Allea keluar dari pagar rumahnya yang langsung ke jalan ramai. Maklum saja pagi-pagi seperti ini di sekitaran jalan rumahnya sangat ramai karena jalan pintas terdekat dari jalan raya. Selain rumahnya yang terletak persis di tengah kota, di dekat rumahnya merupakan komplek sekolahan besar dan daerah perkantoran ibu kota. Meskipun berjalan kaki menuju sekolah, dia tetap harus berjuang berbagi jalan dengan pengendara motor yang lewat jalan pintas.

"Woi, mau bareng nggak?"

Allea menoleh ke pengendara motor yang menyapanya. Ternyata itu Regi, teman satu sekolahnya, tetapi berbeda kelas. Dia adalah teman Allea di dekat rumah, mereka hanya berbeda RT.

"Reni mana?" tanya Allea heran karena tidak ada kembaran Regi yang biasanya selalu bersama saat pergi sekolah.

"Biasa, lomba pidato. Di kantor walikota Jaksel dia. Dua hari. Buruan naik, telat nih kita."

"Kece banget si Reni, bangga banget gue sama dia. Lo nih kapan tampil ngeband? Katanya Pensi tahun ini mau ngundang Sheila on 7 sekolah kita. Gila! Gue udah ga sabar kalo emang beneran!"

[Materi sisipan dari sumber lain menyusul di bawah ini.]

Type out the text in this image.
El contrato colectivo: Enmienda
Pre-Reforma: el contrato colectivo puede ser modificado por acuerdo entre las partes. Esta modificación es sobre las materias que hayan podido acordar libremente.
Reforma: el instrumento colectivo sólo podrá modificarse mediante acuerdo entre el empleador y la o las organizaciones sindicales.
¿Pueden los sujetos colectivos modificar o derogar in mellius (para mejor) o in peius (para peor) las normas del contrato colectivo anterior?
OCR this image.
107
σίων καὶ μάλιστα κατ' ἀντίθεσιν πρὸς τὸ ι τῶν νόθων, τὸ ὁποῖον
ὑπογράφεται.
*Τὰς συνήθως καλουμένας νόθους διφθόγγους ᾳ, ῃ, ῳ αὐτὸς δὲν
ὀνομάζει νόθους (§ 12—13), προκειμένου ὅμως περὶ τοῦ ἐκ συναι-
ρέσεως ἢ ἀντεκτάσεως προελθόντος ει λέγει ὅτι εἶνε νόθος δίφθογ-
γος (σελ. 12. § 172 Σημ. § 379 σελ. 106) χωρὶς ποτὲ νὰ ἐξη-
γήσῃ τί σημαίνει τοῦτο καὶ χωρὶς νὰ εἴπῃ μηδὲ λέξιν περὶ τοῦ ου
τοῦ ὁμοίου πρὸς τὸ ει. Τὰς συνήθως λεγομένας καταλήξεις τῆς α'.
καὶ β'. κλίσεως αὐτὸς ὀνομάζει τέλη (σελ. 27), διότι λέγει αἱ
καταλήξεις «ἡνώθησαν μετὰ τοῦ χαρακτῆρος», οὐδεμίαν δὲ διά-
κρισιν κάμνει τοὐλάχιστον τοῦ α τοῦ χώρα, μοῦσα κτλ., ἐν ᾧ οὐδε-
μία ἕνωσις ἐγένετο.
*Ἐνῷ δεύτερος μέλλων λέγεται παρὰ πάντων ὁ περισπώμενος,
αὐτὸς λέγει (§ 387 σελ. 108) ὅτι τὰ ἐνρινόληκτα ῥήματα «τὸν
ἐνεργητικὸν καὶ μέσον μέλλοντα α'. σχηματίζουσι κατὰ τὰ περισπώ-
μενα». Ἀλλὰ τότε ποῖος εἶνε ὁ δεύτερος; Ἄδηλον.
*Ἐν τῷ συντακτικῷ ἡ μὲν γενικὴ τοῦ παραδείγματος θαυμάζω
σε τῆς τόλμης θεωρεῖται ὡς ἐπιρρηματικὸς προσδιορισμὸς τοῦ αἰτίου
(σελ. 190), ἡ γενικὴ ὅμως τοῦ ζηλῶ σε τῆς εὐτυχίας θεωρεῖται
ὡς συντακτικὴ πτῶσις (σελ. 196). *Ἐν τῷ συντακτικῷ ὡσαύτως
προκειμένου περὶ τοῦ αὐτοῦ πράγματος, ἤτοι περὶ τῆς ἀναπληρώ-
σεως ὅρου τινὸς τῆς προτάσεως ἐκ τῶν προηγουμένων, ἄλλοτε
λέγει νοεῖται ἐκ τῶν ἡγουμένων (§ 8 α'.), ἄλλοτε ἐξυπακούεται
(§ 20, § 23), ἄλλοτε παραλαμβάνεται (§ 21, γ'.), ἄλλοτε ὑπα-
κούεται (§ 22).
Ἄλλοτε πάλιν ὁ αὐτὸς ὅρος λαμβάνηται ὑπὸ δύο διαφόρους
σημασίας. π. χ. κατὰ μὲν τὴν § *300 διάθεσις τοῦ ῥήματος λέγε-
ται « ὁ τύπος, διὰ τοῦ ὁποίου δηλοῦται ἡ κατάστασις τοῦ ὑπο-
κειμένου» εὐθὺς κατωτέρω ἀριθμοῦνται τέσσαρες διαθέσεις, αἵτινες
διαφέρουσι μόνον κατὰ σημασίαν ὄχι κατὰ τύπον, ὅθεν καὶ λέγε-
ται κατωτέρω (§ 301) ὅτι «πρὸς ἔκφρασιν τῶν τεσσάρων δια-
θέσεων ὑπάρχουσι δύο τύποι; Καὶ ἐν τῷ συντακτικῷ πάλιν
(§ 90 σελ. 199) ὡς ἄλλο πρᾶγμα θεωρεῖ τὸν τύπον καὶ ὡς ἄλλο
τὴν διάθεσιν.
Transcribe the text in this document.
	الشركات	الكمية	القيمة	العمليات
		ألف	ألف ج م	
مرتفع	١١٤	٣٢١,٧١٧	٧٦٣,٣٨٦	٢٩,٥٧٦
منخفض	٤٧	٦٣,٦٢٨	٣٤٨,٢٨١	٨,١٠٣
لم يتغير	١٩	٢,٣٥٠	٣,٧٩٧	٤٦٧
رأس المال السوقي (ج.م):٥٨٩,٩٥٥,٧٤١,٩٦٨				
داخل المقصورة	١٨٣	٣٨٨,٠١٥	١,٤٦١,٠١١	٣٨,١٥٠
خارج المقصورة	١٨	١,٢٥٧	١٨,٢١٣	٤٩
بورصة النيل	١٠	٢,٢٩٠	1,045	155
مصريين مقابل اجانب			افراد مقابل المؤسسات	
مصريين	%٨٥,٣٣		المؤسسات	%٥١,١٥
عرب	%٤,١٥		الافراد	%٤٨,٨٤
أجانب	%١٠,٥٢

"Serius lo? Wah anak OSIS tahun ini kayaknya dari kalangan tajir melintir semua ya sampai bisa ngundang mereka. Gue yakin pasti ada kerabat artisnya di sekolah kita."

"Gue denger-denger sih emang gitu. Katanya Kak Gio itu anak anggota DPR dan Kak Wulan itu bonyoknya artis. Banyak sih anggota OSIS kita yang anak orang tajir."

"Eh ngomong-ngomong lo ngeband sama siapa aja sih? Anak sekolah kita juga?"

"Iya, tuh anak kelas lo si Benny kan ngeband sama gue. Jadi gitaris dia."